Terkait beberapa isu yang diangkat oleh para delegasi, Menteri mengklarifikasi bahwa Rancangan Undang-Undang (RUU) tersebut membuka regulasi untuk memfasilitasi pengajuan badan usaha dan anak perusahaan BUMN 100%. Anak perusahaan yang memiliki kemampuan meminjam ODA seperti Grup Industri Energi Nasional Vietnam, yang umumnya merupakan perusahaan dan korporasi yang sangat besar, seringkali proaktif dalam rencana bisnis mereka. Ketika mereka diizinkan untuk mengajukan dan bertanggung jawab, pelaksanaan proyek akan jauh lebih cepat.
Namun, Menteri juga menyampaikan perlu dikaji lebih lanjut mengenai tanggung jawab perusahaan induk, dengan regulasi yang jelas dalam semangat pemangkasan prosedur internal.
Ditambahkannya, selama ini penyiapan dokumen proyek dan penandatanganan perjanjian pinjaman ODA seringkali memakan waktu yang sangat lama, bahkan menghabiskan separuh waktu perjanjian, bahkan seluruh waktu perjanjian. Hal ini mengakibatkan banyak proyek tertunda, tidak tuntas, dan harus mencari sumber pendanaan lain.
"Kementerian Keuangan telah sangat bertekad. Menteri telah bekerja sama secara langsung dengan Bank Dunia dan lembaga pendanaan besar Vietnam untuk menemukan solusi guna mempercepat pelaksanaan proyek," ujar Bapak Thang.
Menurut Menteri, kendala utama yang memengaruhi efektivitas pinjaman ODA terletak pada persiapan proyek. Banyak daerah tidak mempersiapkan diri dengan matang dan menyeluruh, sehingga terpaksa harus membayar kembali pinjaman.
Oleh karena itu, Rancangan Undang-Undang ini telah sepenuhnya mengintegrasikan isu-isu praktis dan menyatukan titik fokus guna meningkatkan efisiensi sumber modal.

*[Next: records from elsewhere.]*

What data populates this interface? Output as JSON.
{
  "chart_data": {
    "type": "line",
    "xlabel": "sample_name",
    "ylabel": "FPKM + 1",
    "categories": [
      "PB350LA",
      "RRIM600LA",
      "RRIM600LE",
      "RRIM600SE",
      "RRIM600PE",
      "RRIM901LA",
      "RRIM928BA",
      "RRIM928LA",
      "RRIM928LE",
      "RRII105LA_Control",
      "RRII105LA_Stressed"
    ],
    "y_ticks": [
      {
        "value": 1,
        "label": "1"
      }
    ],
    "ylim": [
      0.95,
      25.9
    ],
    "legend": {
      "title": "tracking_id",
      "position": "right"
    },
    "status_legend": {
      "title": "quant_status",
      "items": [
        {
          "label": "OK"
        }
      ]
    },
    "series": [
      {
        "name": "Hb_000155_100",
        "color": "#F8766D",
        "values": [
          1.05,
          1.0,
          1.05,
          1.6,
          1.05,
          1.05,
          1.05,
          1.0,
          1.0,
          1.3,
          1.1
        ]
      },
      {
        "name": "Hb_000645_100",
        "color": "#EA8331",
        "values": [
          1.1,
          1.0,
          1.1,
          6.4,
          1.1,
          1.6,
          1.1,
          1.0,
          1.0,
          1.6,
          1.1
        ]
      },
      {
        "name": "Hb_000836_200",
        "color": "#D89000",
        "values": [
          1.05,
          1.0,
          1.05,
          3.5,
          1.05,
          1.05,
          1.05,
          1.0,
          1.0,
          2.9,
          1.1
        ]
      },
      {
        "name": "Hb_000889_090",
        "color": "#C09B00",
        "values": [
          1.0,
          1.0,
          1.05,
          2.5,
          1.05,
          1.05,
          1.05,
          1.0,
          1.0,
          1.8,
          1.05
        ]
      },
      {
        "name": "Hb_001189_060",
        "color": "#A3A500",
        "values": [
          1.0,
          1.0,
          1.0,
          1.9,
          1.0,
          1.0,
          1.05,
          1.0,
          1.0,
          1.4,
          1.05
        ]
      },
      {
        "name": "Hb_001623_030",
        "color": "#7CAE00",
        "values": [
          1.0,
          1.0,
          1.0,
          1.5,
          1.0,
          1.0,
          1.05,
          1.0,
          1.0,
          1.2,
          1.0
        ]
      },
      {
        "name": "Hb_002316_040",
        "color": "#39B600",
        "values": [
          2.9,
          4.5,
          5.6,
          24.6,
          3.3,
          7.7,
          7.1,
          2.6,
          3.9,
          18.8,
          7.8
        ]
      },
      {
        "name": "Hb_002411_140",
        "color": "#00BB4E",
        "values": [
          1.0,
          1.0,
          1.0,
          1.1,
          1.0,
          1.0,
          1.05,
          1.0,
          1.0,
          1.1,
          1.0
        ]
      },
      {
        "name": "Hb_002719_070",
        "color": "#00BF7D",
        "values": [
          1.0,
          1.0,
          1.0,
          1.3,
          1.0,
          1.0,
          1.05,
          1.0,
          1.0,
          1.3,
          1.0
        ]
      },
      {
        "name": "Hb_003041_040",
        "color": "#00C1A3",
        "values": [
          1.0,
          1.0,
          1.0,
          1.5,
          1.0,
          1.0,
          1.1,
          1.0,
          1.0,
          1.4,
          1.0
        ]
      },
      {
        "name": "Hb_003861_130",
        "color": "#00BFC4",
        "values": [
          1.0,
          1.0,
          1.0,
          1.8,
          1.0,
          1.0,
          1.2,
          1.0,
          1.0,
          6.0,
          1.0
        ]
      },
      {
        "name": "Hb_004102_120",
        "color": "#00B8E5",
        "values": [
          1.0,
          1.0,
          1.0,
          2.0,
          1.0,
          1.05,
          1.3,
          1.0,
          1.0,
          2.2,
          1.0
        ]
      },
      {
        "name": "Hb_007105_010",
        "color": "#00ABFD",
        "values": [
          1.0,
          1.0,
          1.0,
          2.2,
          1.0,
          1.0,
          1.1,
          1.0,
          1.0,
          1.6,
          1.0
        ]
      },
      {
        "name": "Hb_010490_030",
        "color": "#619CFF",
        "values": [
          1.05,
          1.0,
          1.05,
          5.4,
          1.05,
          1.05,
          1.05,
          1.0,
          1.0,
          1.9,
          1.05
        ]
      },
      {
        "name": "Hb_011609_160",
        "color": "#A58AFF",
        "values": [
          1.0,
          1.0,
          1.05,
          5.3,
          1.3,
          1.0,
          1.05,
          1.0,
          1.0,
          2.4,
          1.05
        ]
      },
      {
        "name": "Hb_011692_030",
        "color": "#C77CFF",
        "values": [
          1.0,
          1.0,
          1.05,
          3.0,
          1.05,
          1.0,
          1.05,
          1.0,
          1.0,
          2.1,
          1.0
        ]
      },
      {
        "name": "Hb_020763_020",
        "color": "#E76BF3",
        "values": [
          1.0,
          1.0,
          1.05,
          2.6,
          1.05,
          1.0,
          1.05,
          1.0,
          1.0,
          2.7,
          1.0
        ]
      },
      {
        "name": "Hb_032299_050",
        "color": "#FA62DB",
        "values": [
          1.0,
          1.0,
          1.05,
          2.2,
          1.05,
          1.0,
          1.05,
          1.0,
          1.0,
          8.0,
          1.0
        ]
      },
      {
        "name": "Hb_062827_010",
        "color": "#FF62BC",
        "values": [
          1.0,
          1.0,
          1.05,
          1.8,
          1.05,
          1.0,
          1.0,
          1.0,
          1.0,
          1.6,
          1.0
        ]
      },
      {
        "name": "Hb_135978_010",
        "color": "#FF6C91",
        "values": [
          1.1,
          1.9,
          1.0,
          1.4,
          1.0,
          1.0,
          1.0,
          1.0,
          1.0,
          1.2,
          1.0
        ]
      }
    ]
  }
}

Terkait regulasi alokasi pinjaman, Menteri menegaskan bahwa lembaga penyusun akan mempelajari dan meninjau isu-isu yang diajukan oleh para delegasi. Menurut Menteri, selain bank kebijakan (Vietnam Development Bank), Rancangan Undang-Undang ini juga membuka regulasi bagi bank umum untuk berpartisipasi, guna menciptakan persaingan dan menghindari monopoli.
Namun, Menteri juga sepakat bahwa peraturan tersebut akan menimbulkan masalah terkait risiko sebagaimana disebutkan oleh delegasi. Lembaga penyusun akan mempelajari dan menghitung tingkat tanggung jawab dan tingkat risikonya.
Terkait alokasi modal bagi unit layanan publik dan daerah yang tidak memiliki otonomi anggaran, Menteri menyampaikan bahwa Pemerintah akan memiliki keputusan yang merinci klasifikasi tingkat dan tarif alokasi yang sesuai dengan daerah tersebut.
Sesuai agenda, Rancangan Undang-Undang tentang Perubahan dan Penambahan Sejumlah Pasal dalam Undang-Undang tentang Pengelolaan Utang Negara akan dibahas oleh Majelis Permusyawaratan Rakyat di Aula pada sore hari tanggal 18 November, dan disetujui pada hari terakhir masa sidang ke-10 (pagi hari tanggal 11 Desember).